Al Jaber has served as the UAE’s Special Envoy for Climate Change since 2010, and has participated at 10 previous UN COP Summits. He is the CEO of the ADNOC and this is the first time a UN climate summit will be hosted by a serving CEO of an oil company.

As such there will be intense scrutiny on his role and goals as the summit approaches, with many observers unhappy that he has not stepped down as the CEO of the ADNOC for the duration of his work.

Al Jaber is an influential member of the UAE government, holding roles as a Minister of Industry, CEO of the ADNOC and chairing the Abu Dhabi Future Energy Company, otherwise known as Masdar.

Born in 1973, the 49-year-old was educated in the US and the UK, and has been the face of the UAE’s energy sector over the last decade, setting up Masdar in 2006 while running the UAE government’s strategic investment arm.

Al Jaber is not in the Royal family, making his rise all the more remarkable, and is known to have a strong global contacts book among world leaders and CEOs.

In a 2021 speech accepting an award from an oil industry intelligence group, he said Masdar was evidence the UAE is “ahead of the curve… leadership viewed clean and renewables as a natural and logical extension of UAE’s role as a global energy leader.”

COP28 will be the third time a major UN climate summit has been held in the Middle East, with Qatar (2012) and Egypt (2022) previous hosts.

Given worsening geopolitics, rising climate damages and a fractious end to the COP27 summit in Sharm El Sheikh 2023 promises to be a tough year.

Al Jaber will be under deep scrutiny: this is the first time a serving oil executive has assumed the top role at a UN climate summit.

The country has a huge per capita carbon footprint: the world’s 4th largest behind Qatar, Bahrain, and Kuwait.

However, climate activists criticized Al Jaber’s appointment.

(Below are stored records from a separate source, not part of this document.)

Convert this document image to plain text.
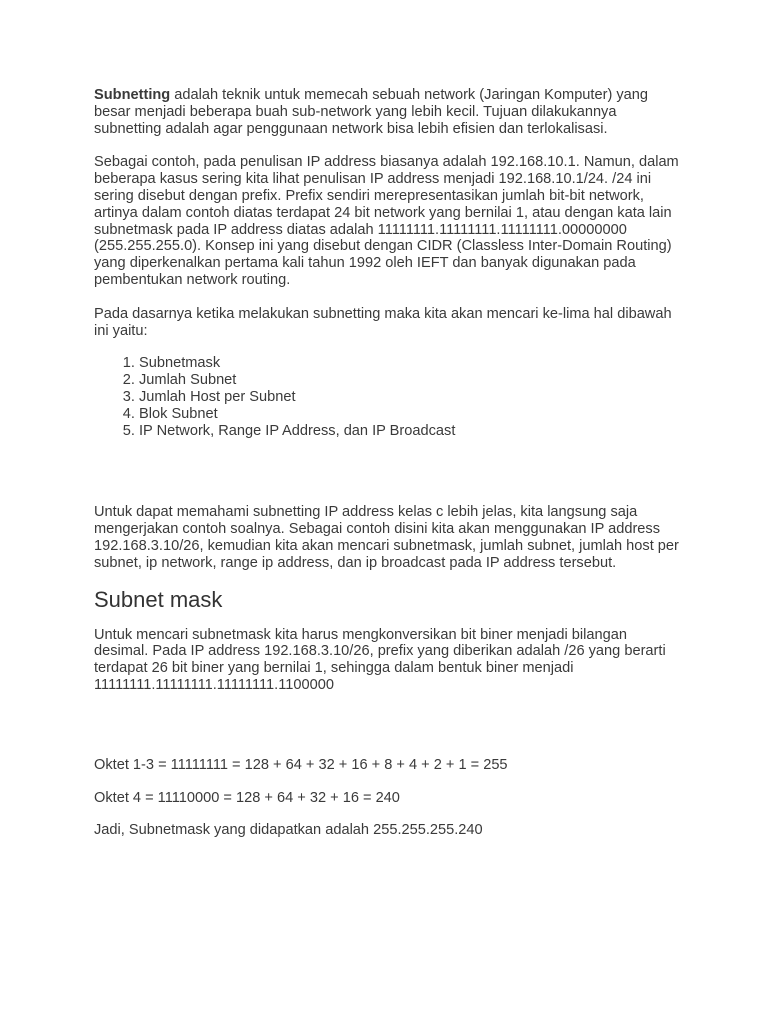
Subnetting adalah teknik untuk memecah sebuah network (Jaringan Komputer) yang besar menjadi beberapa buah sub-network yang lebih kecil. Tujuan dilakukannya subnetting adalah agar penggunaan network bisa lebih efisien dan terlokalisasi.

Sebagai contoh, pada penulisan IP address biasanya adalah 192.168.10.1. Namun, dalam beberapa kasus sering kita lihat penulisan IP address menjadi 192.168.10.1/24. /24 ini sering disebut dengan prefix. Prefix sendiri merepresentasikan jumlah bit-bit network, artinya dalam contoh diatas terdapat 24 bit network yang bernilai 1, atau dengan kata lain subnetmask pada IP address diatas adalah 11111111.11111111.11111111.00000000 (255.255.255.0). Konsep ini yang disebut dengan CIDR (Classless Inter-Domain Routing) yang diperkenalkan pertama kali tahun 1992 oleh IEFT dan banyak digunakan pada pembentukan network routing.

Pada dasarnya ketika melakukan subnetting maka kita akan mencari ke-lima hal dibawah ini yaitu:

1. Subnetmask
2. Jumlah Subnet
3. Jumlah Host per Subnet
4. Blok Subnet
5. IP Network, Range IP Address, dan IP Broadcast

Untuk dapat memahami subnetting IP address kelas c lebih jelas, kita langsung saja mengerjakan contoh soalnya. Sebagai contoh disini kita akan menggunakan IP address 192.168.3.10/26, kemudian kita akan mencari subnetmask, jumlah subnet, jumlah host per subnet, ip network, range ip address, dan ip broadcast pada IP address tersebut.

Subnet mask

Untuk mencari subnetmask kita harus mengkonversikan bit biner menjadi bilangan desimal. Pada IP address 192.168.3.10/26, prefix yang diberikan adalah /26 yang berarti terdapat 26 bit biner yang bernilai 1, sehingga dalam bentuk biner menjadi 11111111.11111111.11111111.1100000

Oktet 1-3 = 11111111 = 128 + 64 + 32 + 16 + 8 + 4 + 2 + 1 = 255

Oktet 4 = 11110000 = 128 + 64 + 32 + 16 = 240

Jadi, Subnetmask yang didapatkan adalah 255.255.255.240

For Harjeet Singh, head of global political strategy at Climate Action Network International, his appointment “poses an outrageous conflict of interest”.

“Al Jaber’s appointment as COP28 President is outrageously regressive and deeply problematic to say the least! Fossil fuels are the root cause of the Climate Crisis. His position as CEO of the Abu Dhabi National Oil Company raises grave conflict of interest issues,” he told IANS.

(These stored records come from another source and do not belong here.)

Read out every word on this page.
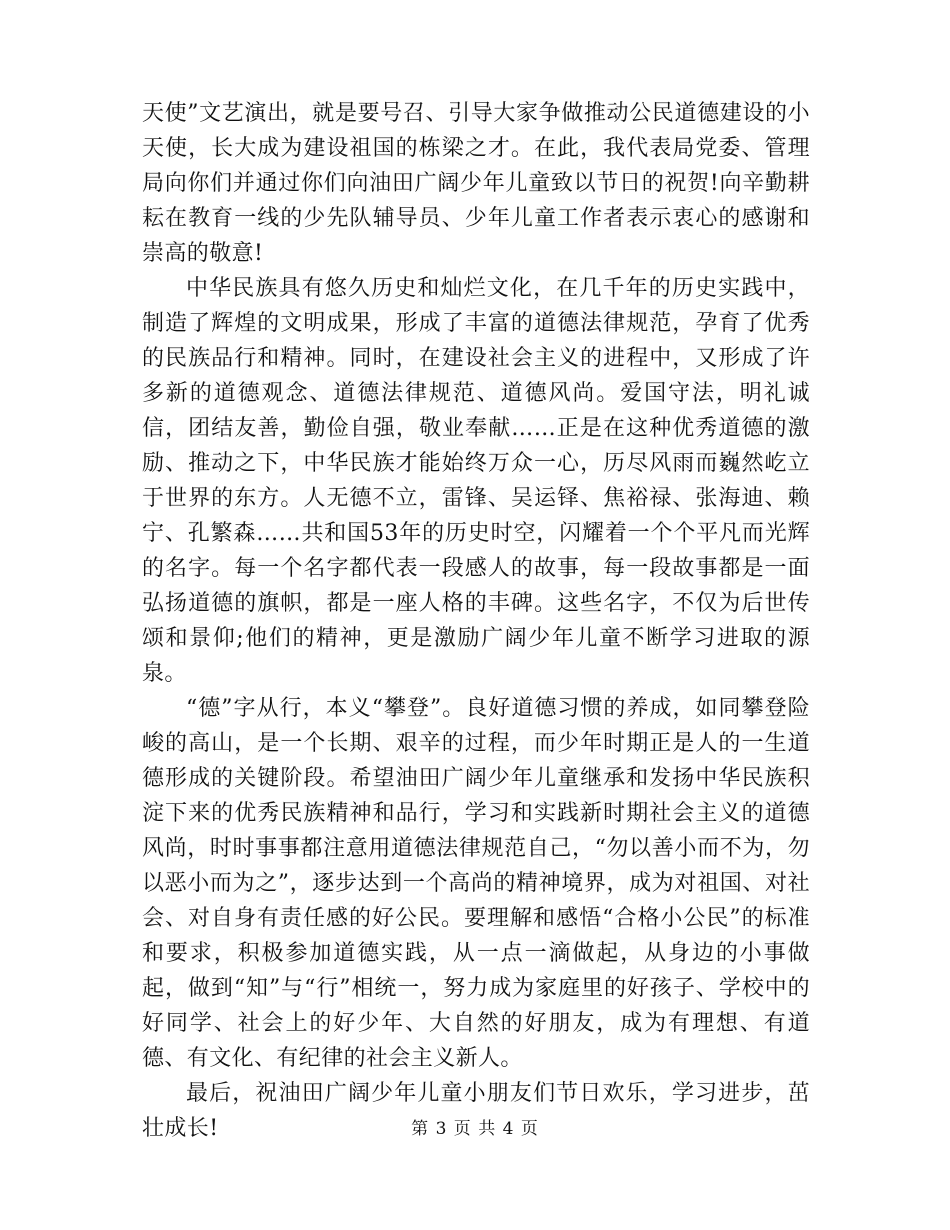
天使”文艺演出，就是要号召、引导大家争做推动公民道德建设的小天使，长大成为建设祖国的栋梁之才。在此，我代表局党委、管理局向你们并通过你们向油田广阔少年儿童致以节日的祝贺!向辛勤耕耘在教育一线的少先队辅导员、少年儿童工作者表示衷心的感谢和崇高的敬意!

中华民族具有悠久历史和灿烂文化，在几千年的历史实践中，制造了辉煌的文明成果，形成了丰富的道德法律规范，孕育了优秀的民族品行和精神。同时，在建设社会主义的进程中，又形成了许多新的道德观念、道德法律规范、道德风尚。爱国守法，明礼诚信，团结友善，勤俭自强，敬业奉献……正是在这种优秀道德的激励、推动之下，中华民族才能始终万众一心，历尽风雨而巍然屹立于世界的东方。人无德不立，雷锋、吴运铎、焦裕禄、张海迪、赖宁、孔繁森……共和国53年的历史时空，闪耀着一个个平凡而光辉的名字。每一个名字都代表一段感人的故事，每一段故事都是一面弘扬道德的旗帜，都是一座人格的丰碑。这些名字，不仅为后世传颂和景仰;他们的精神，更是激励广阔少年儿童不断学习进取的源泉。

“德”字从行，本义“攀登”。良好道德习惯的养成，如同攀登险峻的高山，是一个长期、艰辛的过程，而少年时期正是人的一生道德形成的关键阶段。希望油田广阔少年儿童继承和发扬中华民族积淀下来的优秀民族精神和品行，学习和实践新时期社会主义的道德风尚，时时事事都注意用道德法律规范自己，“勿以善小而不为，勿以恶小而为之”，逐步达到一个高尚的精神境界，成为对祖国、对社会、对自身有责任感的好公民。要理解和感悟“合格小公民”的标准和要求，积极参加道德实践，从一点一滴做起，从身边的小事做起，做到“知”与“行”相统一，努力成为家庭里的好孩子、学校中的好同学、社会上的好少年、大自然的好朋友，成为有理想、有道德、有文化、有纪律的社会主义新人。

最后，祝油田广阔少年儿童小朋友们节日欢乐，学习进步，茁壮成长!	第 3 页 共 4 页
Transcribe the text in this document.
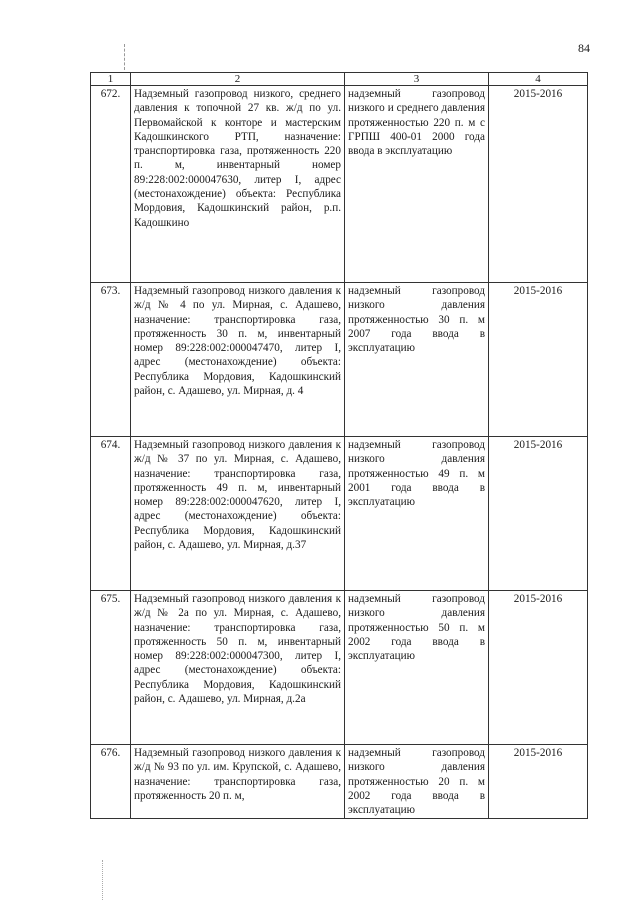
84
1	2	3	4
672.	Надземный газопровод низкого, среднего давления к топочной 27 кв. ж/д по ул. Первомайской к конторе и мастерским Кадошкинского РТП, назначение: транспортировка газа, протяженность 220 п. м, инвентарный номер 89:228:002:000047630, литер I, адрес (местонахождение) объекта: Республика Мордовия, Кадошкинский район, р.п. Кадошкино	надземный газопровод низкого и среднего давления протяженностью 220 п. м с ГРПШ 400-01 2000 года ввода в эксплуатацию	2015-2016
673.	Надземный газопровод низкого давления к ж/д № 4 по ул. Мирная, с. Адашево, назначение: транспортировка газа, протяженность 30 п. м, инвентарный номер 89:228:002:000047470, литер I, адрес (местонахождение) объекта: Республика Мордовия, Кадошкинский район, с. Адашево, ул. Мирная, д. 4	надземный газопровод низкого давления протяженностью 30 п. м 2007 года ввода в эксплуатацию	2015-2016
674.	Надземный газопровод низкого давления к ж/д № 37 по ул. Мирная, с. Адашево, назначение: транспортировка газа, протяженность 49 п. м, инвентарный номер 89:228:002:000047620, литер I, адрес (местонахождение) объекта: Республика Мордовия, Кадошкинский район, с. Адашево, ул. Мирная, д.37	надземный газопровод низкого давления протяженностью 49 п. м 2001 года ввода в эксплуатацию	2015-2016
675.	Надземный газопровод низкого давления к ж/д № 2а по ул. Мирная, с. Адашево, назначение: транспортировка газа, протяженность 50 п. м, инвентарный номер 89:228:002:000047300, литер I, адрес (местонахождение) объекта: Республика Мордовия, Кадошкинский район, с. Адашево, ул. Мирная, д.2а	надземный газопровод низкого давления протяженностью 50 п. м 2002 года ввода в эксплуатацию	2015-2016
676.	Надземный газопровод низкого давления к ж/д № 93 по ул. им. Крупской, с. Адашево, назначение: транспортировка газа, протяженность 20 п. м,	надземный газопровод низкого давления протяженностью 20 п. м 2002 года ввода в эксплуатацию	2015-2016
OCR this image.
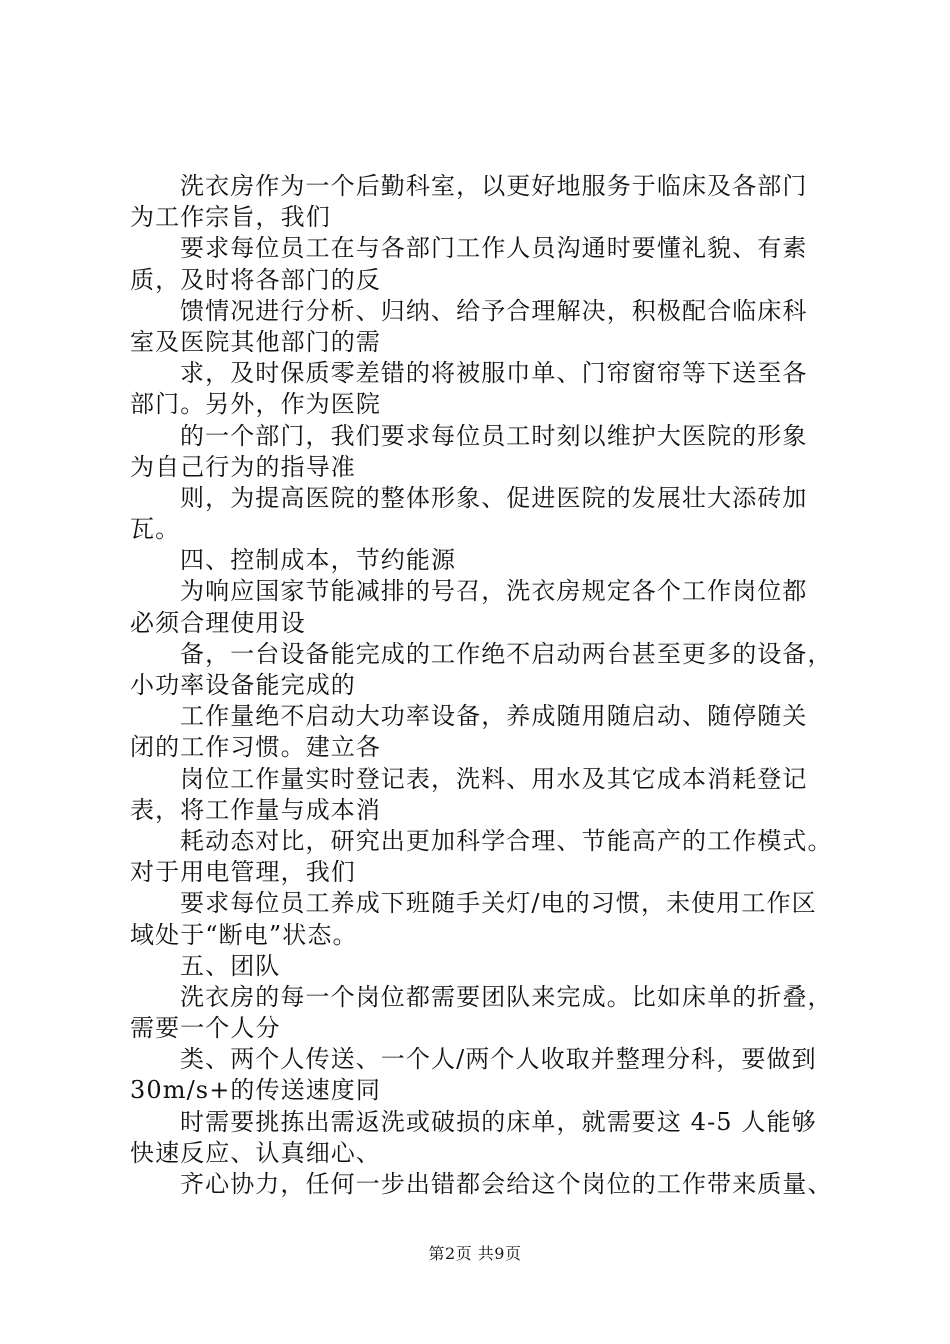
洗衣房作为一个后勤科室，以更好地服务于临床及各部门
为工作宗旨，我们
要求每位员工在与各部门工作人员沟通时要懂礼貌、有素
质，及时将各部门的反
馈情况进行分析、归纳、给予合理解决，积极配合临床科
室及医院其他部门的需
求，及时保质零差错的将被服巾单、门帘窗帘等下送至各
部门。另外，作为医院
的一个部门，我们要求每位员工时刻以维护大医院的形象
为自己行为的指导准
则，为提高医院的整体形象、促进医院的发展壮大添砖加
瓦。
四、控制成本，节约能源
为响应国家节能减排的号召，洗衣房规定各个工作岗位都
必须合理使用设
备，一台设备能完成的工作绝不启动两台甚至更多的设备，
小功率设备能完成的
工作量绝不启动大功率设备，养成随用随启动、随停随关
闭的工作习惯。建立各
岗位工作量实时登记表，洗料、用水及其它成本消耗登记
表，将工作量与成本消
耗动态对比，研究出更加科学合理、节能高产的工作模式。
对于用电管理，我们
要求每位员工养成下班随手关灯/电的习惯，未使用工作区
域处于“断电”状态。
五、团队
洗衣房的每一个岗位都需要团队来完成。比如床单的折叠，
需要一个人分
类、两个人传送、一个人/两个人收取并整理分科，要做到
30m/s+的传送速度同
时需要挑拣出需返洗或破损的床单，就需要这 4-5 人能够
快速反应、认真细心、
齐心协力，任何一步出错都会给这个岗位的工作带来质量、
第2页 共9页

According to the US Energy Information Administration (EIA), it’s the seventh-largest petroleum and other liquids producer in the world with export revenues topping $70 billion.

Proven oil and gas reserves are vast: 98 billion barrels of oil and 215 trillion cubic feet of gas.

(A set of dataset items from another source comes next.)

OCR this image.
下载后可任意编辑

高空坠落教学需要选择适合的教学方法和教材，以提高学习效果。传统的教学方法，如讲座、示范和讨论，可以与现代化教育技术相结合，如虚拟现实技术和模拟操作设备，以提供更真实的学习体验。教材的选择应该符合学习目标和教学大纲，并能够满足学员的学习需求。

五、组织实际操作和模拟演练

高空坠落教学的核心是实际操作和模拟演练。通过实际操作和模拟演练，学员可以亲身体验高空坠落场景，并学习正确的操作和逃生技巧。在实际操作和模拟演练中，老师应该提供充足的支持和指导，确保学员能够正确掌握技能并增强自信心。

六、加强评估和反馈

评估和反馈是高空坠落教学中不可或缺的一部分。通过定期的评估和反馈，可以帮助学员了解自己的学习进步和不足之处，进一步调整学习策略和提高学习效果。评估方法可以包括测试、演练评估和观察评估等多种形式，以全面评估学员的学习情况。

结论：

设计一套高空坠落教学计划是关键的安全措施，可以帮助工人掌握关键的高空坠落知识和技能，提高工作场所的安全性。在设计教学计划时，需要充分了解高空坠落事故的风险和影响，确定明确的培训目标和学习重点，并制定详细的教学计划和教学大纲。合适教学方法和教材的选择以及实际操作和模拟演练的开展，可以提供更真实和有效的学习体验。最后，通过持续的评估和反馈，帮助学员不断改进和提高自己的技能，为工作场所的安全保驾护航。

Responding to the appointment, Christiana Figueres, UN climate chief (2010-2016), said, “The International Energy Agency (IEA) has been abundantly clear that there is no more atmospheric space for any new oil, gas or coal. This policy clarity echoes the findings of science and the increasing demands of public opinion.

“COP28 must not only align itself with this reality, but in fact accelerate global decarbonisation. There is no other path forward.”

Climate justice activist from Uganda, Vanessa Nakate, said, “COP28 needs to see real money put into the loss and damage fund agreed in Egypt. But alongside this, COP28 must speed up the global phase out of fossil fuels — we cannot have another COP where fossil fuel interests are allowed to sacrifice our futures to eke out another few years of profit.

“And finally, the voices of civil society and young activists are crucial in holding governments to account — they must be heard in Dubai without intimidation.”